Ms Soubry, Conservative MP for Broxtowe, was one of 11 Tory rebels to side with the opposition and deliver Theresa May a Brexit defeat by demanding parliament is offered a meaningful vote on the European Union withdrawal bill.
Seemingly not content, the Remainer has continued on her conquest in a bid to soften Britain’s divorce from Brussels.
On Monday afternoon, MPs gathered in the House of Commons as an urgent question was asked in the wake of Brussels setting out the terms for Britain’s transitional phase as the country leaves the EU.
Speaking in the Commons, Ms Soubry said: “The CBI, which represents thousands of businesses across the United Kingdom, of all sizes and all sectors, just over a week ago called on the Government to put the interests of the economy over and above ideology.
“Does the minister agree, and if he does, when is the Government going to stand up against the hard Brexiteers, who mainly inhabit these benches – there’s only about 35 of them…”
Loud shouts of “no there aren’t” can be heard interrupting Ms Soubry after making the shock admission.
It is unclear where the heckling is coming from but it continues as Ms Soubry, herself, attempts to carry on with her speech.

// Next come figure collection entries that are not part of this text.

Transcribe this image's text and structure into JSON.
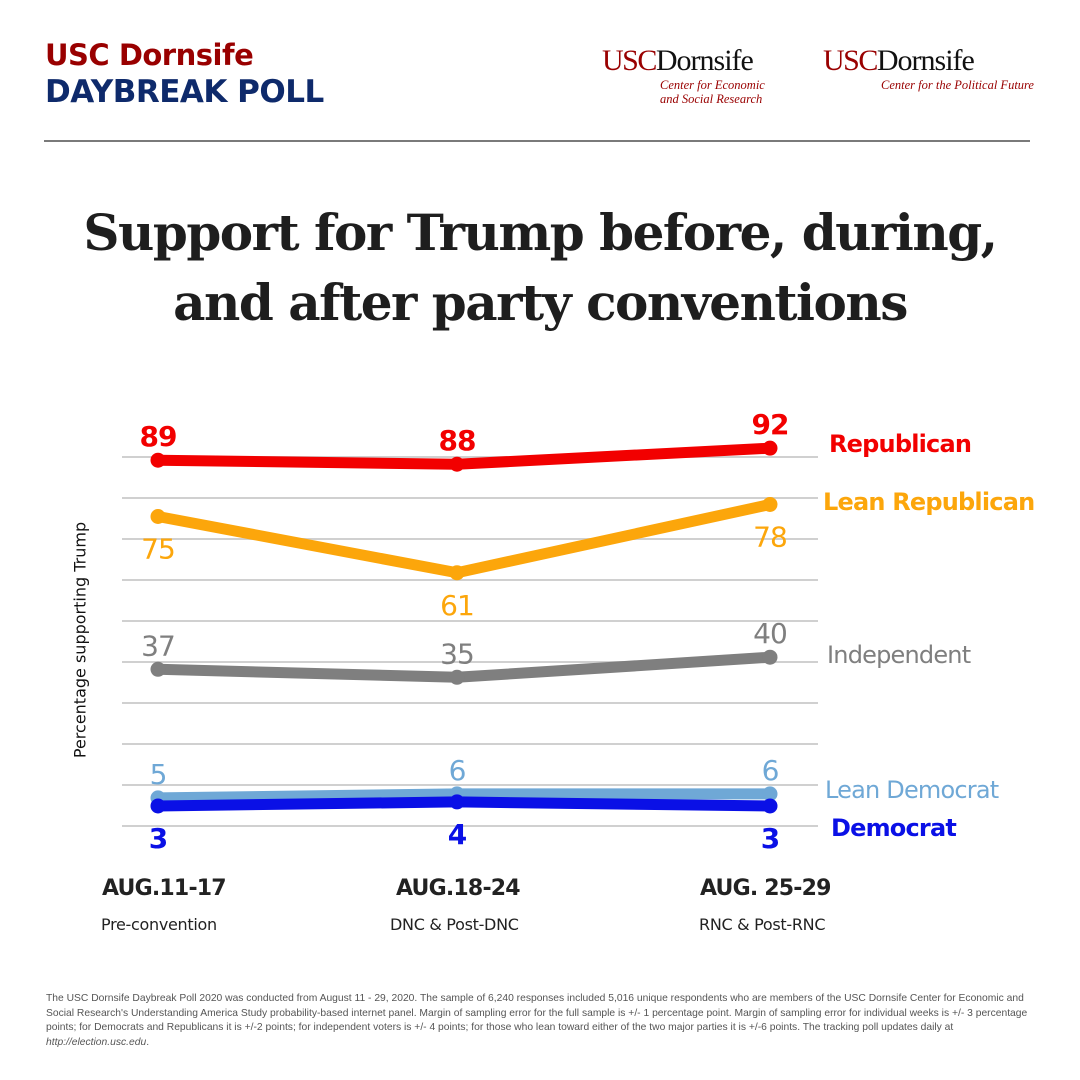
{
  "header": {
    "brand_line1": "USC Dornsife",
    "brand_line2": "DAYBREAK POLL",
    "logos": [
      {
        "usc": "USC",
        "name": "Dornsife",
        "sub_line1": "Center for Economic",
        "sub_line2": "and Social Research"
      },
      {
        "usc": "USC",
        "name": "Dornsife",
        "sub_line1": "Center for the Political Future",
        "sub_line2": ""
      }
    ]
  },
  "colors": {
    "brand_red": "#990000",
    "brand_navy": "#0e2a6b",
    "republican": "#f20000",
    "lean_republican": "#fca60b",
    "independent": "#7f7f7f",
    "lean_democrat": "#6fa8d6",
    "democrat": "#0a10e6",
    "gridline": "#d0d0d0"
  },
  "chart_data": {
    "type": "line",
    "title": "Support for Trump before, during, and after party conventions",
    "title_line1": "Support for Trump before, during,",
    "title_line2": "and after party conventions",
    "xlabel": "",
    "ylabel": "Percentage supporting Trump",
    "ylim": [
      0,
      100
    ],
    "grid": true,
    "legend": "right, inline at series end",
    "categories": [
      "AUG.11-17",
      "AUG.18-24",
      "AUG. 25-29"
    ],
    "category_sublabels": [
      "Pre-convention",
      "DNC & Post-DNC",
      "RNC & Post-RNC"
    ],
    "series": [
      {
        "name": "Republican",
        "key": "republican",
        "values": [
          89,
          88,
          92
        ],
        "label_pos": [
          "above",
          "above",
          "above"
        ]
      },
      {
        "name": "Lean Republican",
        "key": "lean_republican",
        "values": [
          75,
          61,
          78
        ],
        "label_pos": [
          "below",
          "below",
          "below"
        ]
      },
      {
        "name": "Independent",
        "key": "independent",
        "values": [
          37,
          35,
          40
        ],
        "label_pos": [
          "above",
          "above",
          "above"
        ]
      },
      {
        "name": "Lean Democrat",
        "key": "lean_democrat",
        "values": [
          5,
          6,
          6
        ],
        "label_pos": [
          "above",
          "above",
          "above"
        ]
      },
      {
        "name": "Democrat",
        "key": "democrat",
        "values": [
          3,
          4,
          3
        ],
        "label_pos": [
          "below",
          "below",
          "below"
        ]
      }
    ]
  },
  "footnote": {
    "text": "The USC Dornsife Daybreak Poll 2020 was conducted from August 11 - 29, 2020. The sample of 6,240 responses included  5,016 unique respondents who are members of the USC Dornsife Center for Economic and Social Research's Understanding America Study probability-based internet panel. Margin of sampling error for the full sample is +/- 1 percentage point. Margin of sampling error for individual weeks is +/- 3 percentage points; for Democrats and Republicans it is +/-2 points; for independent voters is +/- 4 points; for those who lean toward either of the two major parties it is +/-6 points. The tracking poll updates daily at ",
    "link": "http://election.usc.edu",
    "end": "."
  }
}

She continues: “When is the Government going to see them off and make sure we get a sensible Brexit? Because if we don’t we will sleepwalk into a disastrous Brexit and suffer for generations to come.”
Robin Walker, the Parliamentary Under-Secretary of State for Exiting the European Union, assured his Conservative colleague that the Government puts the interests of Britain at the forefront of its Brexit negotiations.
“We are seeking a successful negotiation that delivers for the UK economy and our neighbours in the EU,” he said.
“But we need to be sure we are prepared for all eventualities. The implementation period has strong support for a wide range of business groups, and we are, therefore, trying to deliver that as swiftly as possible by the end of this quarter.”
Brussels officials spent two minutes deciding on the terms of Britain’s transition from the European Union.
The EU released its list of demands, which EU ministers say the UK must agree to in order to secure the so-called transition period – also called an implementation period.
Britain must agree to free movement of people, accept the authority of the European Court of Justice and take on new rules passed by the bloc.
The proposed transition period is due to start after Britain formally quits the EU on March 29, 2019.
The exact length of the transition will last is still to be decided, but EU officials have insisted it cannot run past December 31, 2020.
Prominent Brexiteer Jacob Rees-Mogg has expressed concerns that such an agreement will turn the UK into a “vassal state” and stranded in the EU in all but name.